While the harm has been great, we can begin to heal and protect these communities by tightening environmental restrictions on corporations that do the most damage. The first step is listening to the Black and brown folks who have been organizing against environmental racism for years. Communities of color have not accepted this harm silently, yet their advocacy has been ignored from those capable of making change. President-elect Biden will have a lot of repairing to do in the wake of Trump’s administration, and he must listen to the grassroots activists who have been agitating for change. Youth-led organizations like Powershift Network, and Sunrise Movement should have voices in the formation of new environmental legislation.

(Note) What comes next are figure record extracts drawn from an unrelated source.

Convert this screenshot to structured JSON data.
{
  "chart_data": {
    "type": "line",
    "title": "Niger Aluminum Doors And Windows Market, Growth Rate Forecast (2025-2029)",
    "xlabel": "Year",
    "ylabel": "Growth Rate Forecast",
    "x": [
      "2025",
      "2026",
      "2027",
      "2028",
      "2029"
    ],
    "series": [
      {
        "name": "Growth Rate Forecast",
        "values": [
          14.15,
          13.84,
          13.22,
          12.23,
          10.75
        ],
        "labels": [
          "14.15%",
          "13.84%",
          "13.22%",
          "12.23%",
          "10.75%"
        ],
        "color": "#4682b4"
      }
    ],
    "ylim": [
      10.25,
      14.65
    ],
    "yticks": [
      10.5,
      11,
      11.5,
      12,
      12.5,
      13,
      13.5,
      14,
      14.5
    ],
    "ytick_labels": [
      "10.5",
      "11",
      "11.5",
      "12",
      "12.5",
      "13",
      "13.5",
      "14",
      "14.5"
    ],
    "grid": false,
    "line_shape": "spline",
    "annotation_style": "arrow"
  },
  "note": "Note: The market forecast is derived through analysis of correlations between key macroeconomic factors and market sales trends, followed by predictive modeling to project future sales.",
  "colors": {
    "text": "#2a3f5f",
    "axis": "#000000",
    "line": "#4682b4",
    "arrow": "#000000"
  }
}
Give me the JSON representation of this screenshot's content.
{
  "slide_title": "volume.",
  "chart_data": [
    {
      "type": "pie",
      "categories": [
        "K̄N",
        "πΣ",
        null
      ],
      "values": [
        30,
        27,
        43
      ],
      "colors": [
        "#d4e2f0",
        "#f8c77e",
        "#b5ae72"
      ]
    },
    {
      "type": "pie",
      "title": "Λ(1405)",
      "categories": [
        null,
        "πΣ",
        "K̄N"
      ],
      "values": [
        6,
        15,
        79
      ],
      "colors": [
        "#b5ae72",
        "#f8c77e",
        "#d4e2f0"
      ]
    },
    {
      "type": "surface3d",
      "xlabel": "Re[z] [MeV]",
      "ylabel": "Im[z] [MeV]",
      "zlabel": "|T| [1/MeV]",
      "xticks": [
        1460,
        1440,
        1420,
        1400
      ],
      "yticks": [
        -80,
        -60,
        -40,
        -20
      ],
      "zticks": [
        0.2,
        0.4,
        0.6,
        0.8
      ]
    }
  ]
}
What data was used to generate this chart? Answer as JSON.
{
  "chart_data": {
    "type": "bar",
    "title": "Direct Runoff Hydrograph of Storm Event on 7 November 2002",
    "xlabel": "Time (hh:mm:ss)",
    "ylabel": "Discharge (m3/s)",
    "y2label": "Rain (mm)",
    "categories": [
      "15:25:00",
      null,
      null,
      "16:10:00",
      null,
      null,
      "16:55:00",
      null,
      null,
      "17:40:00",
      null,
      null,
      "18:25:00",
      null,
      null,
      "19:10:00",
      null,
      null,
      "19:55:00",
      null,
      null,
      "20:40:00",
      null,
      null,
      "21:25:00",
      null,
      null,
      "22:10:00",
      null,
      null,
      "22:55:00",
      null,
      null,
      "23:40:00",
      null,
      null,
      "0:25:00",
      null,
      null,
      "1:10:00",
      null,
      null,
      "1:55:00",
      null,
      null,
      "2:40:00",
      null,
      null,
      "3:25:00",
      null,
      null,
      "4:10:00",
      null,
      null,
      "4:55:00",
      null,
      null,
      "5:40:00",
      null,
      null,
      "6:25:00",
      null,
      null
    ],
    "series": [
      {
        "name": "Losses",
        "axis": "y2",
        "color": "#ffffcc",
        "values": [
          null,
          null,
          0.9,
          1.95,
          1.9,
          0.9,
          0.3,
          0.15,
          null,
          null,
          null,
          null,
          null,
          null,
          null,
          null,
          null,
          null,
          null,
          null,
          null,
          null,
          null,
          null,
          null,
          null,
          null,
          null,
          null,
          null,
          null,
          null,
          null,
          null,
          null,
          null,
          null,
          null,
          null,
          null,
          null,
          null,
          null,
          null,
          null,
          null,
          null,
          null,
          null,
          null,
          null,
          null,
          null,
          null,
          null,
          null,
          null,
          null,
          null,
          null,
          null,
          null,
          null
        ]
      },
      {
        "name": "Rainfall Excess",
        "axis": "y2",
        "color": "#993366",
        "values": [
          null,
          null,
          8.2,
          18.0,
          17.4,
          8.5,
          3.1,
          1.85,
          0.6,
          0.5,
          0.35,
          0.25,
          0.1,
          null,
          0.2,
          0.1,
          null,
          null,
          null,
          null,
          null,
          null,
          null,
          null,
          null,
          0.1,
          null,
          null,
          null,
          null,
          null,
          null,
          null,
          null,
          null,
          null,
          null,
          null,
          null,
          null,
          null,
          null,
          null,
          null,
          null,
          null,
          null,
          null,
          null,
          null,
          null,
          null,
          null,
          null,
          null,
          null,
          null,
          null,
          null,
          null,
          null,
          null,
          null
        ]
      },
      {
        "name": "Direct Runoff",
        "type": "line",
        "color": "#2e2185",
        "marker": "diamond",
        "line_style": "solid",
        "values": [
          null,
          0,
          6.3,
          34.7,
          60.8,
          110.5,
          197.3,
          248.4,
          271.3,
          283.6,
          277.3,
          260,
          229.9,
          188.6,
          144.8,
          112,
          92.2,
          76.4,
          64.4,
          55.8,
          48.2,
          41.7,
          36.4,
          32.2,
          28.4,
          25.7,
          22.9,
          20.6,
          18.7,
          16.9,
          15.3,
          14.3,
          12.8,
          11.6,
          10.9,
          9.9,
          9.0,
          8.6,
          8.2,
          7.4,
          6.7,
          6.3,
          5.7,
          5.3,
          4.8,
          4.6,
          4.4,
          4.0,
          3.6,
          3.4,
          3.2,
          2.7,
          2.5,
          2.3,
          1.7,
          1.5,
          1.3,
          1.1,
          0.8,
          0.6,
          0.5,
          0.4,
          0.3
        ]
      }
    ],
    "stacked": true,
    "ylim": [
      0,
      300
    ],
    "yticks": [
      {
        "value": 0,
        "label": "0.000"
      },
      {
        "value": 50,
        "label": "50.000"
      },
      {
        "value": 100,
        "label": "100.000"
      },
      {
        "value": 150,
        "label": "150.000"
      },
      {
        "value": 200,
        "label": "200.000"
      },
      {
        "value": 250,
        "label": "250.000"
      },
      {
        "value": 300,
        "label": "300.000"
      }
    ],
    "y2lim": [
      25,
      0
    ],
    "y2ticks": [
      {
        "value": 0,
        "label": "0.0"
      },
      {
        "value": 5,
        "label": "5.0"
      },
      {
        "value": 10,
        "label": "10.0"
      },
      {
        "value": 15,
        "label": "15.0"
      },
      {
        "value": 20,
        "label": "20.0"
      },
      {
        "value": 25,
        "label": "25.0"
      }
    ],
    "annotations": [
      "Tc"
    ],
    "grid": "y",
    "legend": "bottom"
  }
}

It will take a multi-pronged approach to repair many of these issues: Not only do we need to pass climate legislation that actually makes a difference, we also need to work on fixing the disparate socioeconomic effects of climate change and pollution. There needs to be a distinct conversation about the impact of racism when discussing the environment for any true legislation to work. Otherwise, it’s simply slapping a bandaid on a broken bone.
With the release of his book, Charles Koch is posturing faux-bipartisanship and a people-powered agenda that is not reflective of the outcomes of the investments of the fossil fuel interests to which he is so loyal. He may be using this mea culpa press tour to tout the “Boy, did we screw up. What a mess!” message, but unfortunately Koch hasn’t stopped any of his harmful practices.
For too long, the conservative culture of white supremacy has been supported by fossil fuel interests, like Koch Industries, and other fossil fuel companies and lobbies, who have fought against a just transition. And these fossil fuel interests have been opposing racial and economic justice in order to further concentrate their wealth and power. Disrupting the harm they cause is critical in order to achieve racial, economic, and environmental justice.